My brother and I worked for a program that served homeless veterans. He was a part of the night and weekend staff, which I supervised.
He was also enamored with a girl, a girl that would later become his wife. So enamored that he couldn’t stop bringing her to the facility, which was a violation of company rules. Eventually my boss told me that although she liked my brother, he had to go.
The girl was his priority. The girl is still his priority, so in the long run you could say he had his priorities straight.
My boss said she could terminate my brother, and spare me an awkward conversation and the both of us any unnecessary damage to our relationship. I told her no, that I would do it. For years I told myself that I made that decision because it was the honorable thing to do. I told myself that letting my boss do it would be cowardly.
A funny thing has happened to me as I’ve gotten older. It’s become easier to admit when I was stupid, wrong, or made a bad decision. It’s also a little easier to admit my real motives. I wanted to be the one to fire my brother because firing him, like hiring him, was a show of how important I was.
That’s a pretty crappy thing to admit, but it’s true.
What I Learned
My brother took his firing well, or as well as one can take being fired by their brother. No punches were thrown, no harsh words exchanged (those would come years later). One month after that day he and his girlfriend packed up and moved back to Utah from Arizona.
When he moved out it was the first time in our lives we ever slept in separate bedrooms—for the year he lived in Arizona he lived on the top bunk with his girlfriend, and I lived on the bottom bunk with my girlfriend (don’t judge, we’ve all been 21).
I know that eventually we were bound to sleep in separate rooms. We probably would have drifted apart to some degree, no matter what. But the firing did change things, and while I’m not sure I would do it again, I learned something from it, and from the firings I’ve done since then:
The day you let someone go will always be a day they remember, and will likely end up being one of the primary memories they have of you.

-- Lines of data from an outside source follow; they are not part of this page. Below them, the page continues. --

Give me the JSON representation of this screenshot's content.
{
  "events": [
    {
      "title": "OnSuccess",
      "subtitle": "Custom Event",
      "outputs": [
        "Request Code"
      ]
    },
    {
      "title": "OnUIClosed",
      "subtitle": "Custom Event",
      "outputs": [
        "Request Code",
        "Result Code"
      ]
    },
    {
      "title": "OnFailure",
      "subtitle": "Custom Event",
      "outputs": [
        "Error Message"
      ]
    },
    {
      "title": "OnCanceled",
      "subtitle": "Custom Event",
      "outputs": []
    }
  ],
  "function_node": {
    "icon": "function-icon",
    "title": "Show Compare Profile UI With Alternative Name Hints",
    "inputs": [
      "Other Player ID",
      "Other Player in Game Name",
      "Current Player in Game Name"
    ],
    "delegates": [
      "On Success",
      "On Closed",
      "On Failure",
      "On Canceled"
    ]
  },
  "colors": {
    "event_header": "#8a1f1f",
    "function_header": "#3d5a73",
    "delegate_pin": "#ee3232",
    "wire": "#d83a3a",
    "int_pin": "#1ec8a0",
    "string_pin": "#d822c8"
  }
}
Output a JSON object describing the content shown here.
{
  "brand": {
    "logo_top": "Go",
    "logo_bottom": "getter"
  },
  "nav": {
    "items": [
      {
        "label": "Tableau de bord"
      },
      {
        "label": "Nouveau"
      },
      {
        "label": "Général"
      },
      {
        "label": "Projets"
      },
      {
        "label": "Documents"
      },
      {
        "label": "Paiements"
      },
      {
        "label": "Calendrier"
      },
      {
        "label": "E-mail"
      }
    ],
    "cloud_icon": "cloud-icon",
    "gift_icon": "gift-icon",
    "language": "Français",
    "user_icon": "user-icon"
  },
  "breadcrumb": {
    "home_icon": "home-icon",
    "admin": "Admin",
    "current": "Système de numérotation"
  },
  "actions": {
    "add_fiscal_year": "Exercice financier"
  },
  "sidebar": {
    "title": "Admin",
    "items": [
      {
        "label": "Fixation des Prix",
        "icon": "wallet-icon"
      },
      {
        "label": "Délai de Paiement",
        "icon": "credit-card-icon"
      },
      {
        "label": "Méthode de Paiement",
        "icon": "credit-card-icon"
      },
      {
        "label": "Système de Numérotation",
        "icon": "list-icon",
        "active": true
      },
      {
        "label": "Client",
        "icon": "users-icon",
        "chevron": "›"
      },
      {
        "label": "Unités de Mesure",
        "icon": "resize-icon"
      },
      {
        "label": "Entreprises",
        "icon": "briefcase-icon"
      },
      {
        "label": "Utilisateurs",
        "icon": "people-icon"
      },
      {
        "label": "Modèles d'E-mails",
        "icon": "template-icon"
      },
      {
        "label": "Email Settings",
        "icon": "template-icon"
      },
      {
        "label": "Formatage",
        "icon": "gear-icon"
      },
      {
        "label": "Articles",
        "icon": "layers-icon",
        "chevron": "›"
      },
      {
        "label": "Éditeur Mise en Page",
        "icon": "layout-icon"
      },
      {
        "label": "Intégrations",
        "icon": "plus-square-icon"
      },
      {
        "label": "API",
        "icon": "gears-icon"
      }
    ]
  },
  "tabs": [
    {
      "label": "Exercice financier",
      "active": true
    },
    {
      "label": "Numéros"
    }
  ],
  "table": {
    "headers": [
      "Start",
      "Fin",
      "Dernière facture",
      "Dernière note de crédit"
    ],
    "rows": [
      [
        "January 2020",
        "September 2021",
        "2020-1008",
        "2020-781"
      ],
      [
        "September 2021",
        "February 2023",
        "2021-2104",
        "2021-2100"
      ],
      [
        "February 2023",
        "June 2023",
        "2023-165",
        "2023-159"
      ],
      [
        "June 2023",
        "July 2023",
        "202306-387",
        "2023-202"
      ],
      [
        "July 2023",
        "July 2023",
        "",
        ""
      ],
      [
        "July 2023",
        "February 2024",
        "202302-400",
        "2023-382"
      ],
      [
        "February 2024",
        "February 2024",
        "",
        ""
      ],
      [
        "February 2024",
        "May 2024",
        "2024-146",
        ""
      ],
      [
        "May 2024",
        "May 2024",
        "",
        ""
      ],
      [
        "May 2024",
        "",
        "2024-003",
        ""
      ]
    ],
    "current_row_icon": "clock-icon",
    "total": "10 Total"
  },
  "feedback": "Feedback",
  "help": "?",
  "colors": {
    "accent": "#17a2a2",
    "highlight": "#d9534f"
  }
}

Do it right, and do it with compassion.
Unlike your brother, the person you fire won’t have the memory of a road trip to Yellowstone and an apartment nicknamed “Manville” to counterbalance the moment you tell them their services are no longer needed.
(Epilogue: My brother grew up to manage hotels, be a renowned restorer of hot rods, and dyed his beard green to see the Seahawks win their Superbowl, in person. The lesson from him: a firing is not the end of the world, even if it is the end of your tenure sharing a bunk bed.)